I have a list of 100 million strings, each string is up to 20 characters long.
I need to check if an arbitrary string (or a small list of strings) exists in this list.
How to do it quickly and efficiently?
Does it make sense to hash all strings and check hashes?
Either hash, but if the set of strings is known beforehand then you can use finite state transducers or tries. Alternatively you can try to find perfect hash function, but it can be hard and expensive. I think that in this case trie would be the easiest solution.
Depending on your source of the list, though, there might be ways that are more efficient (eg. if from DB, ask the DB, if file from disk, stop loading of the file once the item is found, etc).

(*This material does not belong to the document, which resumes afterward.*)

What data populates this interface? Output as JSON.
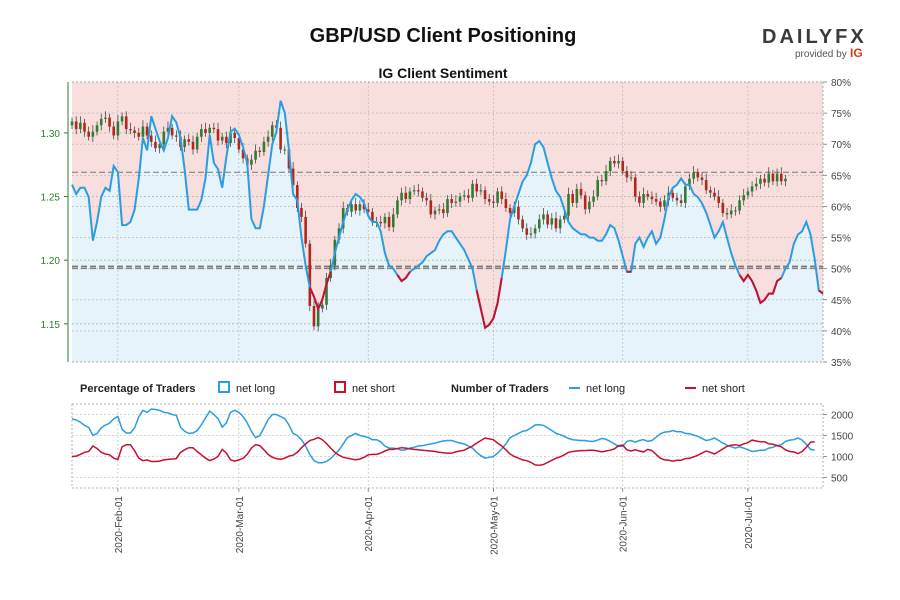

If though you have to query the list multiple times and have to load it into memory completely, it might make it faster to convert the heystack list to a
MapSet first and query the mapset for membership of the needle.
- Partition the big list for speed. (for ex. by first 1 or 2 letters).
- Bloom filters (can have false positives): https://hex.pm/packages?search=bloom&sort=recent_downloads
Do you also need to find strings that are similar but not exactly equal?
Just wondering how you get a list of 100 million strings. What is the context?
An addition to what I have said already.
If your list is known at compile time, you could create a multihead function from it using some metaprogramming.
This makes use of pattern matching, which again gets optimised into a prefix tree.
~w(a b c Foo Bar) |> Enum.each(fn word -> def in_list?(unquote(word)), do: true end) def in_list?(_), do: false
The API can be seen in the benchmark.
I was writing something similar but with wider API.
For a list this large, a suffix tree has a lot of advantages. I haven’t yet had time to implement it in Elixir, but it’s on my list, and I have been gathering info to work on it. Dan Gusfeld’s Algorithms on Strings, Trees, and Sequences describes the construction in detail, based on methods devised by Ukkonen. It’s a nontrivial thing to implement, but if this is going to be a recurring theme in your work it would be worth it. There are a number of implementations in other languages, but none yet in Elixir.